Essmart is a distribution company for essential technologies, such as solar lanterns and water filters. The company connects small, local retail shops with a catalog of these products. Essmart launched operations in southern India, but its goal is to create a channel through which life-improving products can reach millions around the world.

What inspired you to get involved with this work?
We originally got interested in the technology-for-development space through our involvement with D-Lab at MIT. However, throughout our travels and research, we were frustrated by how many potentially life-improving technologies exist, but how few of them are actually reaching the people they intend to benefit sustainably or at scale. Our focus shifted to technology dissemination, and we started to lay the groundwork for what would become Essmart.

How did you get started, and how has your work evolved?
Essmart started as the topic of our master's theses. When we were introduced by a professor at MIT, it evolved into a project that we piloted in India. And when we started attracting the seed capital we needed, Essmart became not only a reality, but something we eat, sleep, and breathe.

What impact have you achieved on the communities you serve?
Since Essmart's launch in Pollachi, Tamil Nadu, in August 2012, we have built a network of 70+ local retail shops, connected them with our catalog of seven types of essential technologies, and sold over 700 products through this network. Each product sale directly improves the life of the end user. For example, many end users are local shop owners who use Essmart-distributed solar lanterns to keep their shops open later at night, thus increasing their productivity.
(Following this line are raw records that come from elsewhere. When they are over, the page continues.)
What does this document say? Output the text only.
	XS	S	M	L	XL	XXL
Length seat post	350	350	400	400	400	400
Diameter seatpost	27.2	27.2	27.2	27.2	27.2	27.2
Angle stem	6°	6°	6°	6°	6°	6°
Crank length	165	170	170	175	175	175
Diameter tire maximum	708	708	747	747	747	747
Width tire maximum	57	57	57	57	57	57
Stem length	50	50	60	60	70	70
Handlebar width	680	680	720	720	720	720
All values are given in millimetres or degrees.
How did the PSC play a role in your work?
The PSC has been vital to getting our enterprise off the ground. Not only has the PSC helped provide the financial capital that we needed to get started, but it has provided us with access to mentors and advice that has helped our model develop and improve over time. We are very thankful to the PSC and many members of the MIT ecosystem for providing us with the funding, mentoring, and support that we needed to turn our idea into a reality!

How has this work had a personal impact on you?
Being able to work on Essmart is the rare chance to put all of our research and experience into tangible action, to work on something we are so passionate about that we forget it's work, and to build something that we believe will have lasting positive impact on the world. We wouldn't want to be doing anything else.